Resistant bacteria cause urinary tract infection in graduates of neonatal unit
26 December 2012
06 March 2013
28 July 2015 (online)
Pattern of bacteria that causes urinary tract infection (UTI) in infants after discharge from neonatal intensive care units (NICU) are not well described. This Study included 74 patients with first episodes of UTI in the first 3 months of life. They were divided into 2 groups, 31 case occurred during NICU stay (group 1), 43 cases with UTI that occurred after discharge from NICU (group 2, NICU graduates). Types of bacteria, its susceptibility to common antibiotics, renal abnormalities and circumcision status were compared between both groups. Eighty two percent of patients in the both groups were male. Between 71.9%–74.4% of patients in both groups were preterm.
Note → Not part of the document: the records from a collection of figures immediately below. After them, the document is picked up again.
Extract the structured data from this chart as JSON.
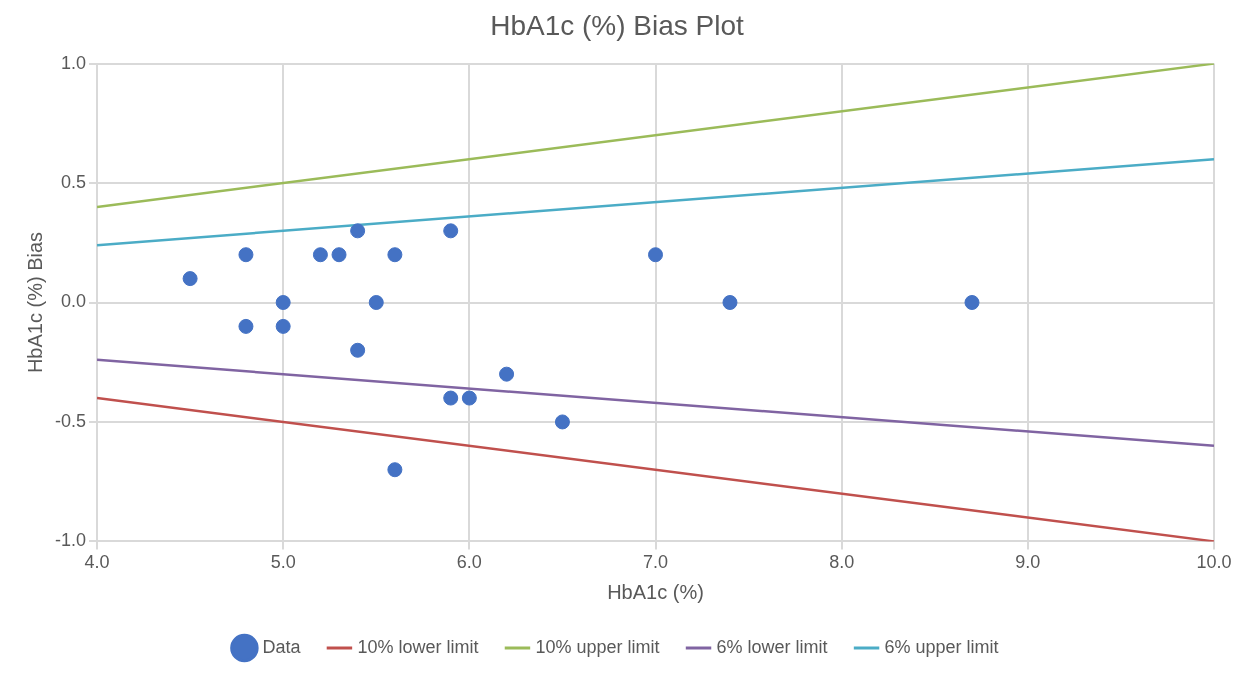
{
  "chart_data": {
    "type": "scatter",
    "title": "HbA1c (%) Bias Plot",
    "xlabel": "HbA1c (%)",
    "ylabel": "HbA1c (%) Bias",
    "xlim": [
      4,
      10
    ],
    "xticks": [
      {
        "value": 4,
        "label": "4.0"
      },
      {
        "value": 5,
        "label": "5.0"
      },
      {
        "value": 6,
        "label": "6.0"
      },
      {
        "value": 7,
        "label": "7.0"
      },
      {
        "value": 8,
        "label": "8.0"
      },
      {
        "value": 9,
        "label": "9.0"
      },
      {
        "value": 10,
        "label": "10.0"
      }
    ],
    "ylim": [
      -1,
      1
    ],
    "yticks": [
      {
        "value": -1,
        "label": "-1.0"
      },
      {
        "value": -0.5,
        "label": "-0.5"
      },
      {
        "value": 0,
        "label": "0.0"
      },
      {
        "value": 0.5,
        "label": "0.5"
      },
      {
        "value": 1,
        "label": "1.0"
      }
    ],
    "grid": true,
    "legend": "bottom",
    "series": [
      {
        "name": "Data",
        "marker": "circle",
        "color": "#4472c4",
        "x": [
          4.5,
          4.8,
          4.8,
          5.0,
          5.0,
          5.2,
          5.3,
          5.4,
          5.4,
          5.5,
          5.6,
          5.6,
          5.9,
          5.9,
          6.0,
          6.2,
          6.5,
          7.0,
          7.4,
          8.7
        ],
        "values": [
          0.1,
          0.2,
          -0.1,
          0.0,
          -0.1,
          0.2,
          0.2,
          0.3,
          -0.2,
          0.0,
          0.2,
          -0.7,
          0.3,
          -0.4,
          -0.4,
          -0.3,
          -0.5,
          0.2,
          0.0,
          0.0
        ]
      },
      {
        "name": "10% lower limit",
        "type": "line",
        "marker": "none",
        "color": "#c0504d",
        "x": [
          4,
          10
        ],
        "values": [
          -0.4,
          -1.0
        ]
      },
      {
        "name": "10% upper limit",
        "type": "line",
        "marker": "none",
        "color": "#9bbb59",
        "x": [
          4,
          10
        ],
        "values": [
          0.4,
          1.0
        ]
      },
      {
        "name": "6% lower limit",
        "type": "line",
        "marker": "none",
        "color": "#8064a2",
        "x": [
          4,
          10
        ],
        "values": [
          -0.24,
          -0.6
        ]
      },
      {
        "name": "6% upper limit",
        "type": "line",
        "marker": "none",
        "color": "#4bacc6",
        "x": [
          4,
          10
        ],
        "values": [
          0.24,
          0.6
        ]
      }
    ]
  }
}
Among NICU graduates, Incidence of UTI in infants who were preterm and those who were term was 8.2% and 2.1% respectively p < 0.001. The most common causative bacteria in both groups were Klebsiella pneumoniae and Escherichia coli. Bacteria that caused UTI in NICU graduates were highly resistant to common antibiotics and were similar (in types and the resistance) to bacteria that caused UTI in patients during stay in NICU. UTI in NICU graduates happen frequently in premature, young male infants. Their UTI were caused by bacteria that are similar in type and resistant pattern to those cause UTI in NICU patients.